Outputs also decay: suitability is an ongoing process, so snapshot assessments are insufficient. Of the main elements of suitability, only risk tolerance is broadly stable across time. Comprehensive compliance therefore must be as dynamic as the investment journey it supports. Confirming the right level of investment risk for a client prior to investing is non-negotiable. But that right level is subject to change: the assessment needs to keep pace.
Concentrating on the ultimate intention of the regulations also helps reduce confusion caused by trying to measure the suitability of a portfolio across different levels – that is, tied to a specific goal, general goals, an individual, or a family unit. Zoom out and assessing suitability becomes much clearer.
It could be argued that all talk of ‘spirit’ is a bit unscientific, and no defence against a regulatory judge. This would be wrong. It is far more dangerous to rely on blind box-ticking with evidence only of the answer, not the process, or the reason, or what the question was, or why it was being asked. When it comes to assessing suitability, the message you send about what is being invested in is less important than the one the client receives.

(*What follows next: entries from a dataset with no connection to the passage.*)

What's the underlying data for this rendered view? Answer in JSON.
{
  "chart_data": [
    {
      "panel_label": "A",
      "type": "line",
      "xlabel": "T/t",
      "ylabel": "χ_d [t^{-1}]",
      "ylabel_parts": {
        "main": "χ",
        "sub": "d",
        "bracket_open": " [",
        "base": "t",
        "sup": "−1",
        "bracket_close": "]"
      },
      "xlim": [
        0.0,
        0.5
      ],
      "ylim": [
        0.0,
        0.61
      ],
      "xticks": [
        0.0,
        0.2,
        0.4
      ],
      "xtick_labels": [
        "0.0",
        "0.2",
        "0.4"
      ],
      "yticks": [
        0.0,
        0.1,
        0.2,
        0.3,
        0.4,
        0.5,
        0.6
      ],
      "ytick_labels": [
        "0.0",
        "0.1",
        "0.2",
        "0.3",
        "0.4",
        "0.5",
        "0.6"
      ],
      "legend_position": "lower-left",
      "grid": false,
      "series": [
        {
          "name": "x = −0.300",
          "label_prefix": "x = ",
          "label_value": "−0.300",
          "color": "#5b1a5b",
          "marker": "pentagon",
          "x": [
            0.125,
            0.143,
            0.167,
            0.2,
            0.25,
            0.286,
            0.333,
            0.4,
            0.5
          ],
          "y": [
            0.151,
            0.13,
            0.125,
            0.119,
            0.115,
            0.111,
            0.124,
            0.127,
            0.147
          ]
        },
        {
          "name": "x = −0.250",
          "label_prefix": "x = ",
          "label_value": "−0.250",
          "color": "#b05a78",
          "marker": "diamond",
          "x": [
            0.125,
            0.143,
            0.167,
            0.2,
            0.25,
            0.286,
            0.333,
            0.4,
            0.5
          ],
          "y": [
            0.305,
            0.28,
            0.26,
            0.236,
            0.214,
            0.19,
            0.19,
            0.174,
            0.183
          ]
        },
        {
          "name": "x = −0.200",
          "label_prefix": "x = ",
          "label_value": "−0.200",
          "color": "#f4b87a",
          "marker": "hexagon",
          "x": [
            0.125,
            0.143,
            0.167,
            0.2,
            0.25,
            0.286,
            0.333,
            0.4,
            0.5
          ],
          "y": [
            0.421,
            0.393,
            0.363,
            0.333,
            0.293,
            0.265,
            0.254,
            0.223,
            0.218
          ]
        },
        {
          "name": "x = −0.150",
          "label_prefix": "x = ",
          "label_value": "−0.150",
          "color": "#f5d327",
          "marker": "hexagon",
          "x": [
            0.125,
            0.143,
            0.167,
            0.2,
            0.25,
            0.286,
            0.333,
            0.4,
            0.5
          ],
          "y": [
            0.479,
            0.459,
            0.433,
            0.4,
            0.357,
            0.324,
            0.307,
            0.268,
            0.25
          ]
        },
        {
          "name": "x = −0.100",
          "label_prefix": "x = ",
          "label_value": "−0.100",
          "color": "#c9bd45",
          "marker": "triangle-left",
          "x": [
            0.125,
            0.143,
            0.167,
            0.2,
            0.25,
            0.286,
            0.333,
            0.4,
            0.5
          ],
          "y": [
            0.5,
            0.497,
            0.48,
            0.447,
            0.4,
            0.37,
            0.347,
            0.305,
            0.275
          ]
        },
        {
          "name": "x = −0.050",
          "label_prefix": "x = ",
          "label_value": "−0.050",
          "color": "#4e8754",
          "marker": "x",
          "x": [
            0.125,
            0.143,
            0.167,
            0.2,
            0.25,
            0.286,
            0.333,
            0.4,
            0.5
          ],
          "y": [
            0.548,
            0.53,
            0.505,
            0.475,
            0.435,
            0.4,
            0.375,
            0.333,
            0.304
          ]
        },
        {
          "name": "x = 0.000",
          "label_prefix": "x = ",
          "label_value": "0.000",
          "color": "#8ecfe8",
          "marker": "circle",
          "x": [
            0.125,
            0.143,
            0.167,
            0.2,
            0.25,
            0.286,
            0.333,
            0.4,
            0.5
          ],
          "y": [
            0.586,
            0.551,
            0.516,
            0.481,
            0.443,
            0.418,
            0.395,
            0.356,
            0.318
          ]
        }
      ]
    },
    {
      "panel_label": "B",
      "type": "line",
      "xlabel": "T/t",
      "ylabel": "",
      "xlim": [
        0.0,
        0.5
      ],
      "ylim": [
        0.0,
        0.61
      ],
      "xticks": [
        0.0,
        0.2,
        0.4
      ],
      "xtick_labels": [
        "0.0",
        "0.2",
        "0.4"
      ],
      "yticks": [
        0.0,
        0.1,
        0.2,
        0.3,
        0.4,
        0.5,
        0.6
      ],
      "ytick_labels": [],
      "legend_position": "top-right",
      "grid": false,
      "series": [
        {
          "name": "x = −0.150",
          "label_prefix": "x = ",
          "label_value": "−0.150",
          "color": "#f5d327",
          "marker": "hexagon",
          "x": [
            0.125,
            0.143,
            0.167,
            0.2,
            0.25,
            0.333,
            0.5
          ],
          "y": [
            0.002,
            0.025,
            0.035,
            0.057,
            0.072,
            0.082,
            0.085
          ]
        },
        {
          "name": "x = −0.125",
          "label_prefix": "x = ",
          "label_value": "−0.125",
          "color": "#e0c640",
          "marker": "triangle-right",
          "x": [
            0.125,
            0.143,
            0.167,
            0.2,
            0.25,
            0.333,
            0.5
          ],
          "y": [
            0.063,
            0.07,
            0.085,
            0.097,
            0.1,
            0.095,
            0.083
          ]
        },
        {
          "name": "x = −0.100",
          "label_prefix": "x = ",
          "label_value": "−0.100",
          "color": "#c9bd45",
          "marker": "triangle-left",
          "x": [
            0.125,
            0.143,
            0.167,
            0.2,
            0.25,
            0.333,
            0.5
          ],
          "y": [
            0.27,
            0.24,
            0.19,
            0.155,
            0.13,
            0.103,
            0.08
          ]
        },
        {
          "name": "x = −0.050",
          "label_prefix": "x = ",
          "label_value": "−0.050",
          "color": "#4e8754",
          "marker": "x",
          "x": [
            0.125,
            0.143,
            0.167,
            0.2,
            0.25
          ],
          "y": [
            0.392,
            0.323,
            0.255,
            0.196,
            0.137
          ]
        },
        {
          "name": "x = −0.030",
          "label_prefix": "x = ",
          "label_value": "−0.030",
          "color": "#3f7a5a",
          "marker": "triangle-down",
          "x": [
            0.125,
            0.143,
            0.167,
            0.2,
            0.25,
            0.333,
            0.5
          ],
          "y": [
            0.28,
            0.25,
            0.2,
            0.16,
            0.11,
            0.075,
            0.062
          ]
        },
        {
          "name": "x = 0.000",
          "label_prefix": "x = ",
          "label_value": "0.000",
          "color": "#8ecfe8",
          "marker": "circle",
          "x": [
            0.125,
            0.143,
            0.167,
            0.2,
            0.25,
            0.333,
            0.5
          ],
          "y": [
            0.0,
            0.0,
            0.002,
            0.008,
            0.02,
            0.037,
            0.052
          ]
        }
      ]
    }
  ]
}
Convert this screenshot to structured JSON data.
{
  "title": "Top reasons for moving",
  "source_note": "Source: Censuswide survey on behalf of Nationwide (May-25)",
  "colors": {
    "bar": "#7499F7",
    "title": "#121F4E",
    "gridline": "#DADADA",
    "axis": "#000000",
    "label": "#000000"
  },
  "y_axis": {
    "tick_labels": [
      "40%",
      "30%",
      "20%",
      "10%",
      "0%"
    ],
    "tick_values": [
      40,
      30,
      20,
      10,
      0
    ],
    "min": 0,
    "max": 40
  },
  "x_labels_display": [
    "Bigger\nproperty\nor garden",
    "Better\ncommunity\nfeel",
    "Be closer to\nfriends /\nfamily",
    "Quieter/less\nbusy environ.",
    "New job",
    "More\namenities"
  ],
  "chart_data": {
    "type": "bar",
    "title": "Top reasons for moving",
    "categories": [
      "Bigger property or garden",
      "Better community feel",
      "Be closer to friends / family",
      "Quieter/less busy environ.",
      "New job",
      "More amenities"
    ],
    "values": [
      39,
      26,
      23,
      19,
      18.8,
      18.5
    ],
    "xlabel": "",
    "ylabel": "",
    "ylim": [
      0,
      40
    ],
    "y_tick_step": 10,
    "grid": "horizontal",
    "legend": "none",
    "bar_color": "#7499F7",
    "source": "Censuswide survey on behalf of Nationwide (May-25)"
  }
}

The focus should be much less on acquiring client knowledge for the purposes of ticking boxes, and much more on how we use this knowledge in coherent suitability frameworks that reflect an understanding of what truly matters to investors. And profiling should not stop when investment starts. It should be married to, not divorced from, the ongoing client relationship, dynamically adjusting to meet changing circumstances.
Regulations are growing more rigorous, but their pattern is predictable. And reacting to regulatory changes is less efficient than anticipating them. A focus on the spirit of the laws should ensure that regulatory requirements are met as a side-effect of following processes designed for other purposes.